Naval power: Falmouth's new maritime museum responds to and is inspired by the muscular vernacular of nautical buildings
Architectural Review, The, Jan, 2003 by Peter Blundell Jones
Falmouth is one of the best natural harbours in Northern Europe and its deep water can accommodate the largest ships, so it used to be a convenient stopping off place on the Atlantic run, and it has always had a fishing fleet. It served as the centre for the British Empire's mail service from the end of the seventeenth century, and its early strategic importance for naval purposes is reflected in the presence of two castles built by Henry VIII. Since its whole raison d'etre has revolved around its maritime past, it is certainly a legitimate place for a maritime museum, both to provide a focus for local pride and identity and to attract the visitors on which the Cornish economy now depends. Acting in tandem with Tate St Ives (AR July 1993), the Eden Centre (AR August 2001) and the Lost Gardens of Heligan, it may even draw more people into the peninisula.
The Fal estuary is long and wide, and Falmouth grew along its western side in a straggling way, curving round into docks at the southern end where a headland projects to narrow the mouth. The town centre is some way up, and the critical area of derelict land next to the docks had been reassigned to housing. The style was pseudo-vernacular, but instead of cosy old-fashioned Cornish terraces along public streets, it offered flats in an aggressively gated condominium. Model boats displayed in windows and super-exotic vegetation from a landscaping firm proved no substitute for real local colour, and halfway through the development ran out of customers, by which time the town was having second thoughts. Instead of deteriorating into a lifeless suburb, the southern part of town needed to become more of a public focus, and it was thought that this could be helped by the intended museum.
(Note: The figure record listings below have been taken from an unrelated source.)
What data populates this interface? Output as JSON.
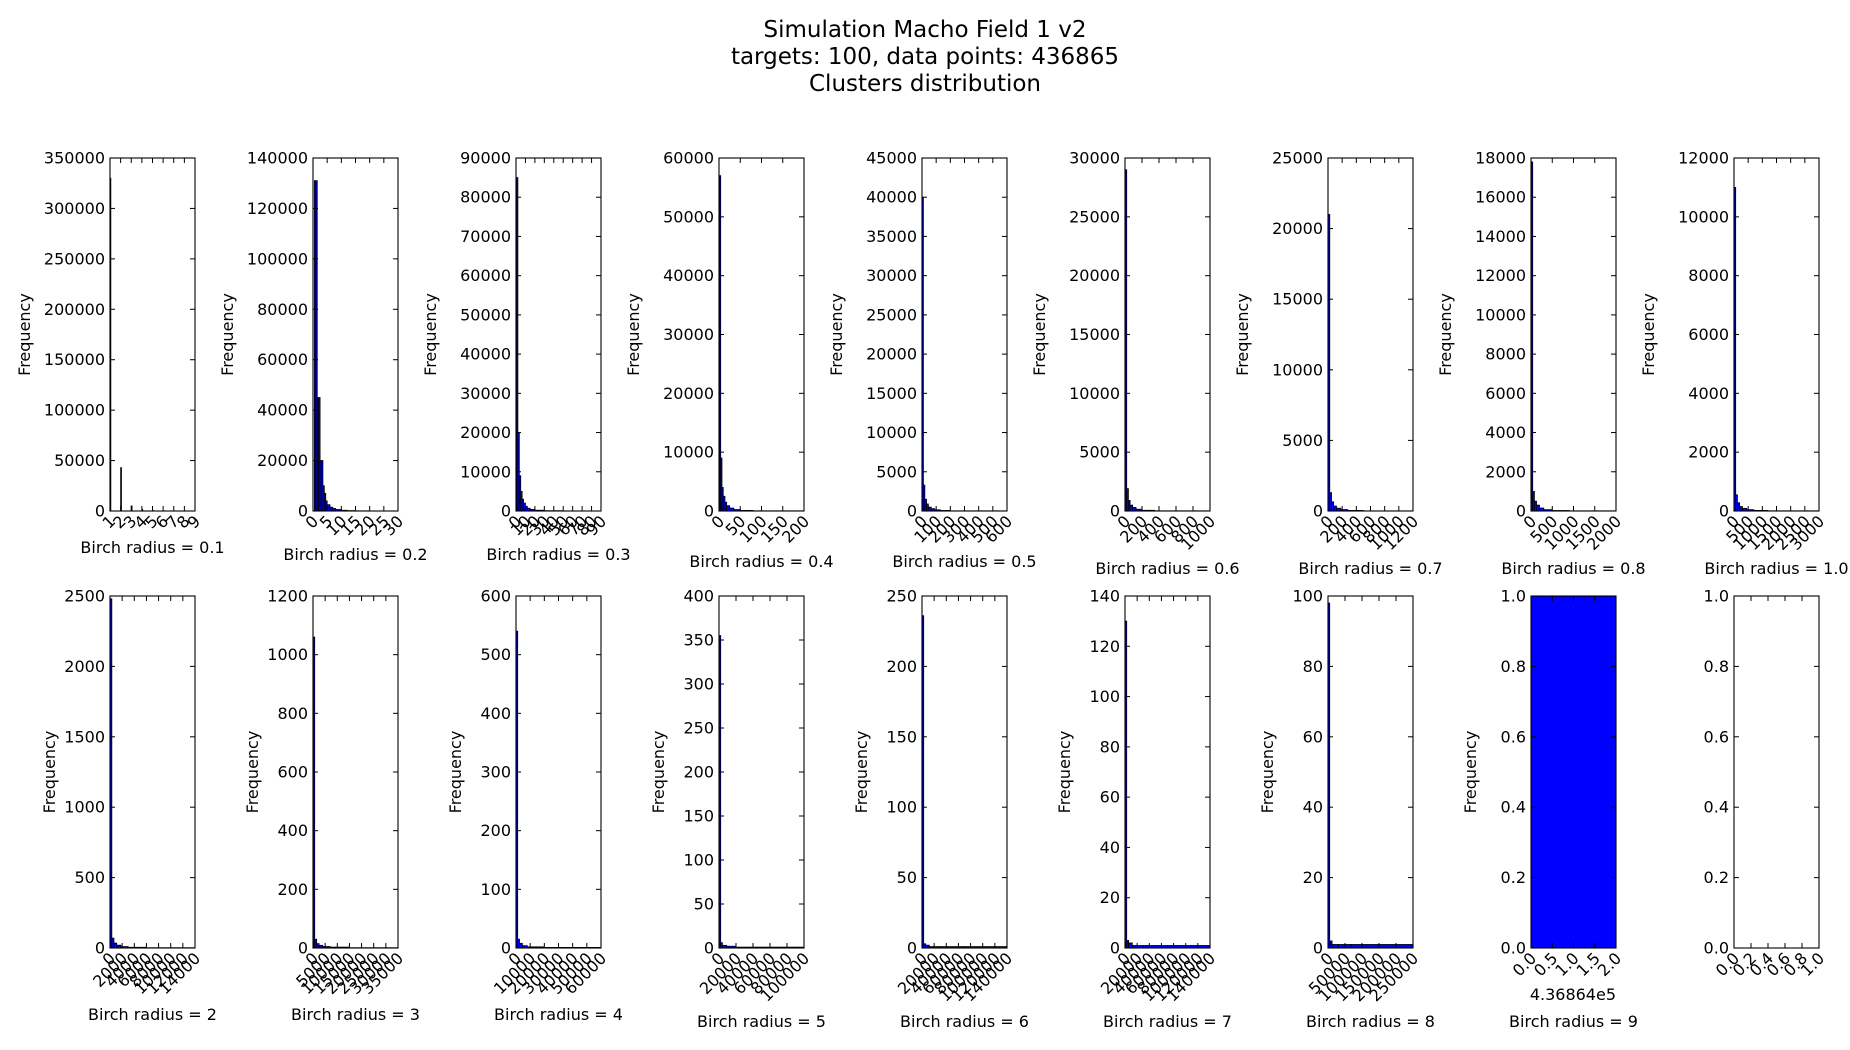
{
  "figure": {
    "title_lines": [
      "Simulation Macho Field 1 v2",
      "targets: 100,   data points: 436865",
      "Clusters distribution"
    ]
  },
  "colors": {
    "bar": "#0000ff",
    "edge": "#000000",
    "axes": "#000000"
  },
  "chart_data": [
    {
      "type": "bar",
      "row": 0,
      "col": 0,
      "xlabel": "Birch radius = 0.1",
      "ylabel": "Frequency",
      "xlim": [
        1,
        9
      ],
      "ylim": [
        0,
        350000
      ],
      "xticks": [
        1,
        2,
        3,
        4,
        5,
        6,
        7,
        8,
        9
      ],
      "yticks": [
        0,
        50000,
        100000,
        150000,
        200000,
        250000,
        300000,
        350000
      ],
      "bars": [
        [
          1,
          1.08,
          330000
        ],
        [
          2,
          2.08,
          43000
        ],
        [
          3,
          3.08,
          5000
        ],
        [
          4,
          4.08,
          1500
        ],
        [
          5,
          5.08,
          500
        ],
        [
          6,
          6.08,
          200
        ]
      ]
    },
    {
      "type": "bar",
      "row": 0,
      "col": 1,
      "xlabel": "Birch radius = 0.2",
      "ylabel": "Frequency",
      "xlim": [
        0,
        30
      ],
      "ylim": [
        0,
        140000
      ],
      "xticks": [
        0,
        5,
        10,
        15,
        20,
        25,
        30
      ],
      "yticks": [
        0,
        20000,
        40000,
        60000,
        80000,
        100000,
        120000,
        140000
      ],
      "bars": [
        [
          0.5,
          1,
          131000
        ],
        [
          1,
          1.5,
          131000
        ],
        [
          1.5,
          2,
          45000
        ],
        [
          2,
          2.5,
          45000
        ],
        [
          2.5,
          3,
          20000
        ],
        [
          3,
          3.5,
          20000
        ],
        [
          3.5,
          4,
          10000
        ],
        [
          4,
          4.5,
          7000
        ],
        [
          4.5,
          5,
          4000
        ],
        [
          5,
          6,
          2500
        ],
        [
          6,
          7,
          1500
        ],
        [
          7,
          8,
          1000
        ],
        [
          8,
          10,
          600
        ],
        [
          10,
          12,
          300
        ],
        [
          12,
          15,
          150
        ],
        [
          15,
          20,
          60
        ],
        [
          20,
          30,
          20
        ]
      ]
    },
    {
      "type": "bar",
      "row": 0,
      "col": 2,
      "xlabel": "Birch radius = 0.3",
      "ylabel": "Frequency",
      "xlim": [
        0,
        90
      ],
      "ylim": [
        0,
        90000
      ],
      "xticks": [
        0,
        10,
        20,
        30,
        40,
        50,
        60,
        70,
        80,
        90
      ],
      "yticks": [
        0,
        10000,
        20000,
        30000,
        40000,
        50000,
        60000,
        70000,
        80000,
        90000
      ],
      "bars": [
        [
          0.5,
          2,
          85000
        ],
        [
          2,
          3.5,
          20000
        ],
        [
          3.5,
          5,
          9000
        ],
        [
          5,
          6.5,
          5000
        ],
        [
          6.5,
          8,
          3000
        ],
        [
          8,
          10,
          2000
        ],
        [
          10,
          12,
          1200
        ],
        [
          12,
          15,
          700
        ],
        [
          15,
          20,
          400
        ],
        [
          20,
          30,
          200
        ],
        [
          30,
          50,
          80
        ],
        [
          50,
          90,
          20
        ]
      ]
    },
    {
      "type": "bar",
      "row": 0,
      "col": 3,
      "xlabel": "Birch radius = 0.4",
      "ylabel": "Frequency",
      "xlim": [
        0,
        200
      ],
      "ylim": [
        0,
        60000
      ],
      "xticks": [
        0,
        50,
        100,
        150,
        200
      ],
      "yticks": [
        0,
        10000,
        20000,
        30000,
        40000,
        50000,
        60000
      ],
      "bars": [
        [
          1,
          4,
          57000
        ],
        [
          4,
          7,
          9000
        ],
        [
          7,
          10,
          4000
        ],
        [
          10,
          14,
          2500
        ],
        [
          14,
          18,
          1500
        ],
        [
          18,
          25,
          900
        ],
        [
          25,
          35,
          500
        ],
        [
          35,
          50,
          250
        ],
        [
          50,
          80,
          100
        ],
        [
          80,
          200,
          30
        ]
      ]
    },
    {
      "type": "bar",
      "row": 0,
      "col": 4,
      "xlabel": "Birch radius = 0.5",
      "ylabel": "Frequency",
      "xlim": [
        0,
        600
      ],
      "ylim": [
        0,
        45000
      ],
      "xticks": [
        0,
        100,
        200,
        300,
        400,
        500,
        600
      ],
      "yticks": [
        0,
        5000,
        10000,
        15000,
        20000,
        25000,
        30000,
        35000,
        40000,
        45000
      ],
      "bars": [
        [
          1,
          10,
          40000
        ],
        [
          10,
          20,
          3300
        ],
        [
          20,
          32,
          1500
        ],
        [
          32,
          45,
          900
        ],
        [
          45,
          65,
          500
        ],
        [
          65,
          90,
          300
        ],
        [
          90,
          130,
          150
        ],
        [
          130,
          200,
          70
        ],
        [
          200,
          600,
          20
        ]
      ]
    },
    {
      "type": "bar",
      "row": 0,
      "col": 5,
      "xlabel": "Birch radius = 0.6",
      "ylabel": "Frequency",
      "xlim": [
        0,
        1000
      ],
      "ylim": [
        0,
        30000
      ],
      "xticks": [
        0,
        200,
        400,
        600,
        800,
        1000
      ],
      "yticks": [
        0,
        5000,
        10000,
        15000,
        20000,
        25000,
        30000
      ],
      "bars": [
        [
          1,
          20,
          29000
        ],
        [
          20,
          40,
          1900
        ],
        [
          40,
          60,
          900
        ],
        [
          60,
          90,
          500
        ],
        [
          90,
          130,
          300
        ],
        [
          130,
          200,
          150
        ],
        [
          200,
          350,
          60
        ],
        [
          350,
          1000,
          15
        ]
      ]
    },
    {
      "type": "bar",
      "row": 0,
      "col": 6,
      "xlabel": "Birch radius = 0.7",
      "ylabel": "Frequency",
      "xlim": [
        0,
        1200
      ],
      "ylim": [
        0,
        25000
      ],
      "xticks": [
        0,
        200,
        400,
        600,
        800,
        1000,
        1200
      ],
      "yticks": [
        0,
        5000,
        10000,
        15000,
        20000,
        25000
      ],
      "bars": [
        [
          1,
          25,
          21000
        ],
        [
          25,
          50,
          1300
        ],
        [
          50,
          80,
          650
        ],
        [
          80,
          120,
          350
        ],
        [
          120,
          180,
          200
        ],
        [
          180,
          280,
          100
        ],
        [
          280,
          500,
          40
        ],
        [
          500,
          1200,
          10
        ]
      ]
    },
    {
      "type": "bar",
      "row": 0,
      "col": 7,
      "xlabel": "Birch radius = 0.8",
      "ylabel": "Frequency",
      "xlim": [
        0,
        2000
      ],
      "ylim": [
        0,
        18000
      ],
      "xticks": [
        0,
        500,
        1000,
        1500,
        2000
      ],
      "yticks": [
        0,
        2000,
        4000,
        6000,
        8000,
        10000,
        12000,
        14000,
        16000,
        18000
      ],
      "bars": [
        [
          1,
          40,
          17800
        ],
        [
          40,
          80,
          1000
        ],
        [
          80,
          130,
          500
        ],
        [
          130,
          200,
          300
        ],
        [
          200,
          300,
          150
        ],
        [
          300,
          500,
          70
        ],
        [
          500,
          900,
          25
        ],
        [
          900,
          2000,
          8
        ]
      ]
    },
    {
      "type": "bar",
      "row": 0,
      "col": 8,
      "xlabel": "Birch radius = 1.0",
      "ylabel": "Frequency",
      "xlim": [
        0,
        3000
      ],
      "ylim": [
        0,
        12000
      ],
      "xticks": [
        0,
        500,
        1000,
        1500,
        2000,
        2500,
        3000
      ],
      "yticks": [
        0,
        2000,
        4000,
        6000,
        8000,
        10000,
        12000
      ],
      "bars": [
        [
          1,
          60,
          11000
        ],
        [
          60,
          120,
          550
        ],
        [
          120,
          200,
          280
        ],
        [
          200,
          300,
          150
        ],
        [
          300,
          450,
          90
        ],
        [
          450,
          700,
          45
        ],
        [
          700,
          1200,
          20
        ],
        [
          1200,
          3000,
          6
        ]
      ]
    },
    {
      "type": "bar",
      "row": 1,
      "col": 0,
      "xlabel": "Birch radius = 2",
      "ylabel": "Frequency",
      "xlim": [
        0,
        14000
      ],
      "ylim": [
        0,
        2500
      ],
      "xticks": [
        0,
        2000,
        4000,
        6000,
        8000,
        10000,
        12000,
        14000
      ],
      "yticks": [
        0,
        500,
        1000,
        1500,
        2000,
        2500
      ],
      "bars": [
        [
          1,
          300,
          2480
        ],
        [
          300,
          650,
          70
        ],
        [
          650,
          1100,
          35
        ],
        [
          1100,
          1800,
          20
        ],
        [
          1800,
          3000,
          10
        ],
        [
          3000,
          6000,
          5
        ],
        [
          6000,
          14000,
          2
        ]
      ]
    },
    {
      "type": "bar",
      "row": 1,
      "col": 1,
      "xlabel": "Birch radius = 3",
      "ylabel": "Frequency",
      "xlim": [
        0,
        35000
      ],
      "ylim": [
        0,
        1200
      ],
      "xticks": [
        0,
        5000,
        10000,
        15000,
        20000,
        25000,
        30000,
        35000
      ],
      "yticks": [
        0,
        200,
        400,
        600,
        800,
        1000,
        1200
      ],
      "bars": [
        [
          1,
          700,
          1060
        ],
        [
          700,
          1500,
          30
        ],
        [
          1500,
          2500,
          15
        ],
        [
          2500,
          4000,
          9
        ],
        [
          4000,
          7000,
          5
        ],
        [
          7000,
          15000,
          3
        ],
        [
          15000,
          35000,
          1
        ]
      ]
    },
    {
      "type": "bar",
      "row": 1,
      "col": 2,
      "xlabel": "Birch radius = 4",
      "ylabel": "Frequency",
      "xlim": [
        0,
        60000
      ],
      "ylim": [
        0,
        600
      ],
      "xticks": [
        0,
        10000,
        20000,
        30000,
        40000,
        50000,
        60000
      ],
      "yticks": [
        0,
        100,
        200,
        300,
        400,
        500,
        600
      ],
      "bars": [
        [
          1,
          1200,
          540
        ],
        [
          1200,
          2500,
          15
        ],
        [
          2500,
          4500,
          8
        ],
        [
          4500,
          8000,
          4
        ],
        [
          8000,
          20000,
          2
        ],
        [
          20000,
          60000,
          1
        ]
      ]
    },
    {
      "type": "bar",
      "row": 1,
      "col": 3,
      "xlabel": "Birch radius = 5",
      "ylabel": "Frequency",
      "xlim": [
        0,
        100000
      ],
      "ylim": [
        0,
        400
      ],
      "xticks": [
        0,
        20000,
        40000,
        60000,
        80000,
        100000
      ],
      "yticks": [
        0,
        50,
        100,
        150,
        200,
        250,
        300,
        350,
        400
      ],
      "bars": [
        [
          1,
          2000,
          355
        ],
        [
          2000,
          4000,
          6
        ],
        [
          4000,
          9000,
          3
        ],
        [
          9000,
          20000,
          2
        ],
        [
          20000,
          45000,
          1
        ],
        [
          45000,
          100000,
          1
        ]
      ]
    },
    {
      "type": "bar",
      "row": 1,
      "col": 4,
      "xlabel": "Birch radius = 6",
      "ylabel": "Frequency",
      "xlim": [
        0,
        140000
      ],
      "ylim": [
        0,
        250
      ],
      "xticks": [
        0,
        20000,
        40000,
        60000,
        80000,
        100000,
        120000,
        140000
      ],
      "yticks": [
        0,
        50,
        100,
        150,
        200,
        250
      ],
      "bars": [
        [
          1,
          2800,
          236
        ],
        [
          2800,
          6000,
          3
        ],
        [
          6000,
          12000,
          2
        ],
        [
          12000,
          30000,
          1
        ],
        [
          30000,
          70000,
          1
        ],
        [
          70000,
          140000,
          1
        ]
      ]
    },
    {
      "type": "bar",
      "row": 1,
      "col": 5,
      "xlabel": "Birch radius = 7",
      "ylabel": "Frequency",
      "xlim": [
        0,
        140000
      ],
      "ylim": [
        0,
        140
      ],
      "xticks": [
        0,
        20000,
        40000,
        60000,
        80000,
        100000,
        120000,
        140000
      ],
      "yticks": [
        0,
        20,
        40,
        60,
        80,
        100,
        120,
        140
      ],
      "bars": [
        [
          1,
          2800,
          130
        ],
        [
          2800,
          6000,
          3
        ],
        [
          6000,
          12000,
          2
        ],
        [
          12000,
          30000,
          1
        ],
        [
          30000,
          70000,
          1
        ],
        [
          70000,
          140000,
          1
        ]
      ]
    },
    {
      "type": "bar",
      "row": 1,
      "col": 6,
      "xlabel": "Birch radius = 8",
      "ylabel": "Frequency",
      "xlim": [
        0,
        250000
      ],
      "ylim": [
        0,
        100
      ],
      "xticks": [
        0,
        50000,
        100000,
        150000,
        200000,
        250000
      ],
      "yticks": [
        0,
        20,
        40,
        60,
        80,
        100
      ],
      "bars": [
        [
          1,
          5000,
          98
        ],
        [
          5000,
          12000,
          2
        ],
        [
          12000,
          30000,
          1
        ],
        [
          30000,
          70000,
          1
        ],
        [
          70000,
          150000,
          1
        ],
        [
          150000,
          250000,
          1
        ]
      ]
    },
    {
      "type": "bar",
      "row": 1,
      "col": 7,
      "xlabel": "Birch radius = 9",
      "ylabel": "Frequency",
      "xlim": [
        0,
        2
      ],
      "ylim": [
        0,
        1
      ],
      "xticks": [
        "0.0",
        "0.5",
        "1.0",
        "1.5",
        "2.0"
      ],
      "yticks": [
        "0.0",
        "0.2",
        "0.4",
        "0.6",
        "0.8",
        "1.0"
      ],
      "offset_text": "4.36864e5",
      "bars": [
        [
          0,
          2,
          1
        ]
      ]
    },
    {
      "type": "bar",
      "row": 1,
      "col": 8,
      "xlabel": "",
      "ylabel": "",
      "xlim": [
        0,
        1
      ],
      "ylim": [
        0,
        1
      ],
      "xticks": [
        "0.0",
        "0.2",
        "0.4",
        "0.6",
        "0.8",
        "1.0"
      ],
      "yticks": [
        "0.0",
        "0.2",
        "0.4",
        "0.6",
        "0.8",
        "1.0"
      ],
      "bars": []
    }
  ]
}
The way the site curves round to embrace the harbour with a view back across the town seemed to offer an ideal position.
Long & Kentish were appointed after an interview competition. They have developed a complex building in many parts that responds to the site a different way on each side. An early decision was made to break with the sea wall, both to change the site's shape and to avoid sitting passively on its edge. Instead the building could straddle it, getting its feet in the water and feeling the tides. The key element here is the tower, without which the whole complex would now be unthinkable. From outside it brings the composition to a climax by providing a lighthouse-like landmark: on the inside it gives the best view of the town and out across the harbour. Equipped with instruments and telescopes, it is like a ship's bridge or an airport control tower. You approach it by lift or an austere spiral staircase in a concrete drum: go down the other way and you reach an extraordinary underwater room. Here 5m high windows of 80mm laminated glass reveal the sea rising and falling through its tidal range, and you can observe marine life in the surprisingly clear blue-green water. The tower thus combines inside and out in air and water from the longest view to the shortest- from telescope to a shrimp in front of your nose.
Such playing up of the water side makes contrast all the stronger with the land side on the west, where the architects intend to make a small public square for social events. The idea is to enclose it by a series of cultural and commercial buildings including a cinema, in pitched roof linear sheds following local warehouse vernacular.
The main entrance sets up an axial relationship with a small local monument, and the facade of the museum will provide a backdrop for events, helped by hints from the pattern in the stone paving. Running from square to tower and visible from the town, the north side of the building is dominated by a great area of sloping roof that works better in reality than in elevation. It indicates the main exhibition hall within and dips to defer to the tower, while at larger scale it follows the line of the local topography. From close to, the roof is seen to step forward covering both the tidal pool and the public harbourside walk that skirts the building's entire north and east sides. Under the roof's upper reaches are great wooden shutters that open into the exhibition hall, so that in summer the sea air can waft through and sounds of the harbour can be heard. In the east face the tower is balanced with a double gable on the corner next to the housing, and between the two is an open area of balcony with windows to th e main exhibition hall. Least important is the south elevation, which faces the housing and accommodates the dark, outwardly lifeless part of the museum. With its conventional pitched roof and timber siding, it mimics a warehouse. Plans to front it with a lower and similarly linear service building across an alleyway would have helped the transition of scale, but fell victim to budget cuts.
Inside, the building divides into two long halls, with groups of smaller facilities gathered around each end. The entrance doors face lift and admission counter, with the obligatory shop tucked behind to left. Three destinations are offered: right to the dark hall, direct left to the Cornwall Galleries in the corner--a kind of museum within the museum -- and right at the end of the counter to enter the main hall. The whole plan is tapered because of the shape of the site, and this taper is absorbed by the main hall, making it larger towards the entrance. The space is high and well daylit, housing boats slung at various levels. It is partnered by the long thin dark hall, which is dark in accordance with the current mania for audio-visual displays: a series of giant TV screens showing short films associated with the boats exhibited.